WARNING: The Kubeflow Fairing API does not set the Docker image's entrypoint or command. You can check that neither the ENTRYPOINT nor the CMD is not set with docker inspect on your local machine. This means that you have to add the command you want to run to your Kubernetes resource specification (YAML)! Without this modification to the YAML, your pods will fail to run their containerized workloads. You can do this by adding the key command above the args specification:

containers:
  - name: <name>
    image: <docker-image-built-with-kubeflow-fairing>
    command:
      - python
      - -u
      - mnist.py
    args:
      - --epochs
      - "7"
    ...

Option 1: Build-Push-Run

Multiple input files (e.g. a trainer and utilities) can be provided in the input_files list. There can be only one executable file. Within command you must include all the mandatory arguments (i.e. epochs):

from kubeflow import fairing
import glob

fairing.config.set_preprocessor(
    "python",
    command=["python", "-u", "mnist.py", "--epochs", str(EPOCHS)],
    input_files=["mnist.py"] + glob.glob("datasets/**", recursive=True),
    path_prefix="/",
    executable="mnist.py",
)
fairing.config.set_builder(
    name="cluster",
    registry=REGISTRY,
    base_image=BASE_IMAGE,
    image_name=IMAGE_NAME,
    context_source=minio_context_source,
)

TensorFlow

The primary configuration options are the chief and worker counts, but feel free to peruse all available parameters of the tfjob deployer.

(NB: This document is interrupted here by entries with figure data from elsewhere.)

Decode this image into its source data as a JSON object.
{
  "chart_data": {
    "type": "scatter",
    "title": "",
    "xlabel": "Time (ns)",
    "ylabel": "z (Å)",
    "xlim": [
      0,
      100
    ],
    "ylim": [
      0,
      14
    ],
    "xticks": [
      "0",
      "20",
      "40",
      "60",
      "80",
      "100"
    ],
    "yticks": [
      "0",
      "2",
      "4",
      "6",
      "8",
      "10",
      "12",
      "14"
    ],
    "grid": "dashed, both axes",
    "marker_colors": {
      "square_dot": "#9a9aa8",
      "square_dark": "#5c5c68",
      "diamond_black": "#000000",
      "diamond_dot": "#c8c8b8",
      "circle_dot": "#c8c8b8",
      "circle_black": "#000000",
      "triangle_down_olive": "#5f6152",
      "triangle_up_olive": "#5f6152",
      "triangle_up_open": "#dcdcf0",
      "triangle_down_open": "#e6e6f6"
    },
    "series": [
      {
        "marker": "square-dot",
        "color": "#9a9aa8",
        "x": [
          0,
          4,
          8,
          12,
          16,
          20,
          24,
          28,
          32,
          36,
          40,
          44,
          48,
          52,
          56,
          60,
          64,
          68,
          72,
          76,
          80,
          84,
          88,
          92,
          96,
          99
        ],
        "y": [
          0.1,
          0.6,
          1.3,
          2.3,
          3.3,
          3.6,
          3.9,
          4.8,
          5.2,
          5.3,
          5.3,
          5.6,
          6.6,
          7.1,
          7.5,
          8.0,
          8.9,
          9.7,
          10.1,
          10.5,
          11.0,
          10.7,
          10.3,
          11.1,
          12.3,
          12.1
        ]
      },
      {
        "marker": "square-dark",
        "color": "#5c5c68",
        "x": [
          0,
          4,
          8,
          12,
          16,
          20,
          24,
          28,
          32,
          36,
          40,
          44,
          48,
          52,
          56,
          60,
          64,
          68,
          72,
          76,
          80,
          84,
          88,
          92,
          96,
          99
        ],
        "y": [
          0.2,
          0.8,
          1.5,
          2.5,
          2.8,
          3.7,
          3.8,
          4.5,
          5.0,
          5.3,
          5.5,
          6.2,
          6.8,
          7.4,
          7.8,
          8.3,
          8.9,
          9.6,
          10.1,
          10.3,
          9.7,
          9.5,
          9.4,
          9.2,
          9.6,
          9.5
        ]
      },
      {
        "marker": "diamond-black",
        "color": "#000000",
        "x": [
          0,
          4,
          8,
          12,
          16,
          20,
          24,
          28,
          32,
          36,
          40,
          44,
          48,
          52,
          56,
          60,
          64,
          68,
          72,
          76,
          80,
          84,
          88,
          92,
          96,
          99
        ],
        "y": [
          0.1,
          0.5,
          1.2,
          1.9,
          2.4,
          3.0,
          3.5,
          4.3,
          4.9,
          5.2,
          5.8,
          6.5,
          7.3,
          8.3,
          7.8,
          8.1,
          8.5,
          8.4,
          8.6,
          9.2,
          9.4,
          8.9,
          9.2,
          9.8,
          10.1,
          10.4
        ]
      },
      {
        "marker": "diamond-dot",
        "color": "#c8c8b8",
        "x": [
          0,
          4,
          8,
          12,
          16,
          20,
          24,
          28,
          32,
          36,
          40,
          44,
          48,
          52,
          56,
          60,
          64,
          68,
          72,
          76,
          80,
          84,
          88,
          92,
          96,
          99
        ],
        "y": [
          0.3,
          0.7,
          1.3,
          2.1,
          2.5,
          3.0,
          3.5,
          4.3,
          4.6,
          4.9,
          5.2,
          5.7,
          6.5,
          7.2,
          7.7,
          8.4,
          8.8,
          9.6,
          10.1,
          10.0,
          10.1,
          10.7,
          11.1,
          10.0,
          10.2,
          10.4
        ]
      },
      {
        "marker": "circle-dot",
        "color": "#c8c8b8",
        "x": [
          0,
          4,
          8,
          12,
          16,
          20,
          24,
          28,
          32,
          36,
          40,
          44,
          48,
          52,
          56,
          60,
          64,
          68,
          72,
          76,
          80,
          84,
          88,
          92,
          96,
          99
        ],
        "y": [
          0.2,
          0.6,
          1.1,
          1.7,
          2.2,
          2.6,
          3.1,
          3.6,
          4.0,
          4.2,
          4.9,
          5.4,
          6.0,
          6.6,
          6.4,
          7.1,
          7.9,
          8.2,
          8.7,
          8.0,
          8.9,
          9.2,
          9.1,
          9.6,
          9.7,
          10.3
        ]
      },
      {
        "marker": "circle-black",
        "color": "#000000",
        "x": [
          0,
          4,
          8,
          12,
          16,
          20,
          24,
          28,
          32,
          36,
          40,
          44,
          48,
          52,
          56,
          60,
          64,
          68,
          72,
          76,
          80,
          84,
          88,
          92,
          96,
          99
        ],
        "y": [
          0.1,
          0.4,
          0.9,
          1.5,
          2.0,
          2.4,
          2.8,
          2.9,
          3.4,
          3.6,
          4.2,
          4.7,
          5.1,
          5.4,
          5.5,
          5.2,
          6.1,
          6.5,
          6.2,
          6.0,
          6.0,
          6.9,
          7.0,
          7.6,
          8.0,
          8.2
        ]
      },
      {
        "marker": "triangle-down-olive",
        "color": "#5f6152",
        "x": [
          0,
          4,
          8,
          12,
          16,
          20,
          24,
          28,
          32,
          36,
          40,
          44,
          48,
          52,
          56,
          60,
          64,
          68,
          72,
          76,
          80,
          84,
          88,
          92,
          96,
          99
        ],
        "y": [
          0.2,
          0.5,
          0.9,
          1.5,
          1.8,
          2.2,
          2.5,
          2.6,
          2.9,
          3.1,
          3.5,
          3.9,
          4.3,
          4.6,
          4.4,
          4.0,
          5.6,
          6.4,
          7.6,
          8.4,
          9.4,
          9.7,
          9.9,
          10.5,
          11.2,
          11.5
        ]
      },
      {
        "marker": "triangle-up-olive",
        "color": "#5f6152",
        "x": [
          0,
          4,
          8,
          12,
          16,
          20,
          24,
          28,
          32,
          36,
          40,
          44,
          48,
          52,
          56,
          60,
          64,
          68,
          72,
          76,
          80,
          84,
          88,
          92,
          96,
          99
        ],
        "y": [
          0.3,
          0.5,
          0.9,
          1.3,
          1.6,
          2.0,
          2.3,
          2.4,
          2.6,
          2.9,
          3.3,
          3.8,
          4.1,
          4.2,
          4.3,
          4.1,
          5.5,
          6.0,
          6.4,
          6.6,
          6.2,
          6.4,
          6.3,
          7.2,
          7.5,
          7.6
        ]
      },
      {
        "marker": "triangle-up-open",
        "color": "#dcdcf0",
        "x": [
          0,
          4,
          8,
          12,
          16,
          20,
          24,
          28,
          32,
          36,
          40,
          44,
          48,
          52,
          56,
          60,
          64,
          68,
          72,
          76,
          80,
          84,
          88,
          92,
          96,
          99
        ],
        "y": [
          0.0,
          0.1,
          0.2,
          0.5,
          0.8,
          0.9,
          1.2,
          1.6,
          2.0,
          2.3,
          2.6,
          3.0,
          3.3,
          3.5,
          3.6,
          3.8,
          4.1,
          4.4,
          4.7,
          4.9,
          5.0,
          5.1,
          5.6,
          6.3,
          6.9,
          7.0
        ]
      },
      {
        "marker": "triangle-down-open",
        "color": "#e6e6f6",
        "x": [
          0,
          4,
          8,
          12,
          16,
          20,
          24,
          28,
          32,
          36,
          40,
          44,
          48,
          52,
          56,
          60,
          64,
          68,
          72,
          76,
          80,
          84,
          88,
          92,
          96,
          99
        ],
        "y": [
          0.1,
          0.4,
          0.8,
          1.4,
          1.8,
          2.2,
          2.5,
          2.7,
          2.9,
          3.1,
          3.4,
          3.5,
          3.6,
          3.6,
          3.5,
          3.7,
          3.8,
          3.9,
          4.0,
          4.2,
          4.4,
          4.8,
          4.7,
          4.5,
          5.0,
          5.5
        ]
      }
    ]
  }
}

If your model code is based on PyTorch, please skip this section!

fairing.config.set_deployer(
    name="tfjob",
    worker_count=2,
    chief_count=1,
    pod_spec_mutators=POD_SPEC_MUTATORS,
    stream_log=False,
)

fairing.config.run()

PyTorch

The main configuration options are the master and worker counts, but you can see all options of the pytorchjob deployer.

If your model code is based on TensorFlow, please skip this section!

fairing.config.set_deployer(
    name="pytorchjob",
    worker_count=2,
    master_count=1,
    pod_spec_mutators=POD_SPEC_MUTATORS,
)

fairing.config.run()

Option 2: Build-and-Push

You can ‘just’ build a Docker image, that is, without running it by plugging it into a Kubeflow Fairing workflow, with the following snippet.

from kubeflow.fairing.builders import cluster
from kubeflow.fairing.preprocessors import base as base_preprocessor
import glob

preprocessor = base_preprocessor.BasePreProcessor(
    input_files=["mnist.py"] + glob.glob("datasets/**", recursive=True), path_prefix="/", executable="mnist.py"
)

cluster_builder = cluster.cluster.ClusterBuilder(
    registry=REGISTRY,
    base_image=BASE_IMAGE,
    preprocessor=preprocessor,
    image_name=IMAGE_NAME,
    context_source=minio_context_source,
)

cluster_builder.build()
image_tag = cluster_builder.image_tag
print(f"Published Docker image with tag: {image_tag}")

Since the image is not run immediately, there is no need to specify a deployer. That is done with a YAML specification. Leave out the command in the preprocessor, since Kubeflow Fairing does not set the entrypoint or executable command in the Docker image. You have to manually do that in the specification.